Findings highlight the need to ensure AI tools used in mental healthcare are fair and equitable


A first-of-its-kind study led by researchers at the Centre for Addiction and Mental Health (CAMH) has found that artificial intelligence (AI) models used to predict aggressive incidents in acute psychiatric care can reinforce and amplify existing social and structural inequities by overestimating the likelihood of aggression among already marginalized groups. The findings, which were recently published in npj Mental Health Research, underscore the importance of careful evaluation to ensure AI tools don’t perpetuate harm in clinical settings but promote more equitable care.
“While fairness of clinical AI tools has been evaluated in other areas, this study highlights a critical gap in mental healthcare considering assessments, which are used to train AI models, are often based on subjective observations that are shaped by underlying social and structural biases,” says Dr. Marta Maslej, Staff Scientist at the Krembil Centre for Neuroinformatics (KCNI) and senior co-author of the study. “If fairness is not built in, the clinical use of AI models can lead to significant distress, loss of trust, and even precipitate aggressive incidents that would have otherwise not occurred. There is a clear need to develop AI applications that centre and promote equity.”

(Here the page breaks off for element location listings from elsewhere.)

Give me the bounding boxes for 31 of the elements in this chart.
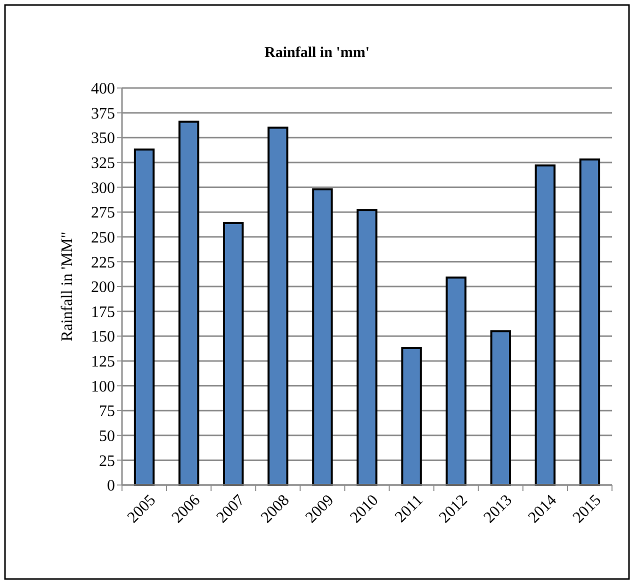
y-tick-label: 75 — [99, 403, 115, 420]
y-axis-title: Rainfall in 'MM" — [59, 232, 76, 342]
bar — [312, 188, 333, 486]
y-tick-label: 100 — [91, 378, 115, 396]
bar — [356, 209, 378, 486]
y-tick-label: 375 — [91, 105, 115, 122]
y-tick-label: 25 — [99, 452, 115, 470]
bar — [579, 158, 600, 486]
y-tick-label: 200 — [91, 279, 115, 296]
bar — [223, 222, 244, 486]
y-tick-label: 300 — [91, 180, 115, 197]
y-tick-label: 225 — [91, 254, 115, 272]
y-tick-label: 0 — [107, 478, 115, 495]
y-tick-label: 350 — [91, 130, 115, 148]
bar — [446, 276, 466, 486]
bar — [268, 126, 288, 486]
y-tick-label: 400 — [91, 80, 115, 98]
y-tick-label: 275 — [91, 204, 115, 222]
y-tick-label: 175 — [91, 304, 115, 321]
bar — [134, 148, 155, 486]
y-tick-label: 250 — [91, 229, 115, 246]
y-tick-label: 150 — [91, 328, 115, 346]
x-tick-label: 2011 — [392, 492, 426, 526]
bar — [401, 347, 422, 486]
bar — [490, 330, 511, 486]
y-tick-label: 125 — [91, 354, 115, 371]
bar — [534, 164, 556, 486]
y-tick-label: 325 — [91, 155, 115, 172]
y-tick-label: 50 — [99, 428, 115, 445]
bar — [178, 120, 200, 486]
chart-title: Rainfall in 'mm' — [264, 45, 370, 61]
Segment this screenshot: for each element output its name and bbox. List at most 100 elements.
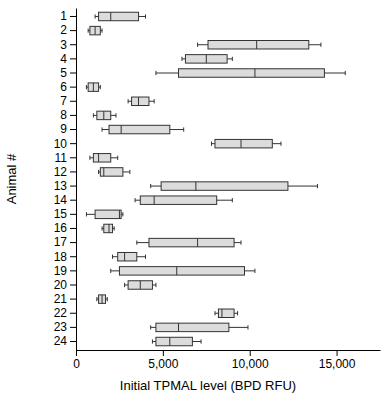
whisker-cap-max (247, 325, 248, 329)
y-axis-title: Animal # (4, 153, 19, 204)
whisker-cap-max (155, 283, 156, 287)
y-tick-mark (70, 270, 76, 271)
box-plot (137, 238, 241, 246)
y-tick: 23 (54, 320, 76, 334)
box-plot (93, 111, 116, 119)
whisker-cap-max (254, 269, 255, 273)
whisker-cap-min (93, 113, 94, 117)
median (124, 252, 125, 260)
y-tick-label: 7 (60, 94, 67, 108)
median (103, 111, 104, 119)
median (195, 182, 196, 190)
y-tick-label: 19 (54, 264, 68, 278)
y-tick-mark (70, 284, 76, 285)
y-tick-label: 22 (54, 306, 68, 320)
box-plot (215, 309, 238, 317)
whisker-cap-max (280, 142, 281, 146)
whisker-cap-min (102, 226, 103, 230)
whisker-cap-max (145, 255, 146, 259)
x-tick-label: 15,000 (319, 357, 356, 371)
y-tick-mark (70, 115, 76, 116)
box-plot (86, 83, 100, 91)
y-tick-mark (70, 256, 76, 257)
median (103, 168, 104, 176)
whisker-cap-min (152, 339, 153, 343)
whisker-cap-min (197, 43, 198, 47)
median (254, 69, 255, 77)
y-tick: 2 (60, 23, 76, 37)
box-plot (135, 196, 232, 204)
whisker-cap-max (232, 57, 233, 61)
median (93, 83, 94, 91)
whisker-cap-min (98, 170, 99, 174)
y-tick-mark (70, 228, 76, 229)
y-tick-label: 21 (54, 292, 68, 306)
whisker-cap-min (86, 85, 87, 89)
box (149, 238, 234, 246)
y-tick: 15 (54, 207, 76, 221)
y-tick-label: 6 (60, 80, 67, 94)
y-tick-mark (70, 73, 76, 74)
y-tick-mark (70, 214, 76, 215)
whisker-cap-min (124, 283, 125, 287)
y-tick-label: 10 (54, 137, 68, 151)
y-tick-mark (70, 30, 76, 31)
y-tick-label: 15 (54, 207, 68, 221)
y-tick-label: 17 (54, 235, 68, 249)
whisker-cap-min (102, 127, 103, 131)
box-plot (211, 139, 280, 147)
whisker-cap-min (89, 156, 90, 160)
box (156, 337, 192, 345)
y-tick: 11 (55, 151, 76, 165)
y-tick-mark (70, 87, 76, 88)
median (98, 154, 99, 162)
whisker-cap-max (129, 170, 130, 174)
box-plot (111, 267, 255, 275)
box (156, 323, 229, 331)
whisker-cap-min (150, 325, 151, 329)
box-plot (97, 295, 107, 303)
median (176, 267, 177, 275)
y-tick-mark (70, 58, 76, 59)
y-tick-mark (70, 157, 76, 158)
box-plot (151, 323, 248, 331)
y-tick: 5 (60, 66, 76, 80)
x-tick-label: 5,000 (148, 357, 178, 371)
box-plot (152, 337, 201, 345)
y-tick: 20 (54, 278, 76, 292)
box (128, 281, 152, 289)
box-plot (128, 97, 154, 105)
box (185, 55, 227, 63)
y-tick-mark (70, 242, 76, 243)
y-tick: 16 (54, 221, 76, 235)
box-plot (125, 281, 156, 289)
box (99, 295, 106, 303)
median (109, 224, 110, 232)
whisker-cap-max (145, 14, 146, 18)
whisker-cap-max (115, 113, 116, 117)
y-tick: 7 (60, 94, 76, 108)
y-tick-label: 3 (60, 38, 67, 52)
x-tick: 10,000 (232, 350, 269, 371)
y-tick-mark (70, 327, 76, 328)
x-axis-line (77, 350, 381, 351)
x-tick-mark (163, 350, 164, 356)
y-tick: 21 (54, 292, 76, 306)
box-plot (198, 41, 321, 49)
x-tick: 15,000 (319, 350, 356, 371)
x-tick-label: 10,000 (232, 357, 269, 371)
y-tick-label: 2 (60, 23, 67, 37)
box (104, 224, 113, 232)
y-tick-label: 16 (54, 221, 68, 235)
box (161, 182, 288, 190)
median (169, 337, 170, 345)
y-tick: 9 (60, 122, 76, 136)
whisker-cap-min (88, 28, 89, 32)
y-tick: 3 (60, 38, 76, 52)
whisker-cap-max (102, 28, 103, 32)
y-tick-mark (70, 101, 76, 102)
box (218, 309, 234, 317)
y-tick: 6 (60, 80, 76, 94)
whisker-cap-max (154, 99, 155, 103)
box-plot (102, 224, 114, 232)
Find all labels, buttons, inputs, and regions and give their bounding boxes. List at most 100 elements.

Findings highlight the importance of fairness analysis
Several healthcare systems in the Netherlands, Switzerland, China, the US, and Canada have assessed or are considering the use of AI models to predict aggressive or violent behaviour to enable earlier intervention and targeted de-escalation. However, little research has examined whether these tools perform equitably across patient populations—particularly in psychiatry, where social and structural factors strongly shape care experiences.
To address this gap, the research team trained a machine learning (a form of AI) model on electronic health records from more than 17,000 CAMH inpatients and examined how prediction errors varied across intersecting social and demographic factors, including race, gender, and social context. The model showed clear bias with higher false positive rates reported for Black and Middle Eastern individuals, men, patients admitted to emergency care by police, and those with unstable or supportive forms of housing. These findings suggest that the model may disproportionately flag already over-surveilled or structurally disadvantaged groups as high risk, potentially shaping clinical decisions in ways that compound inequities.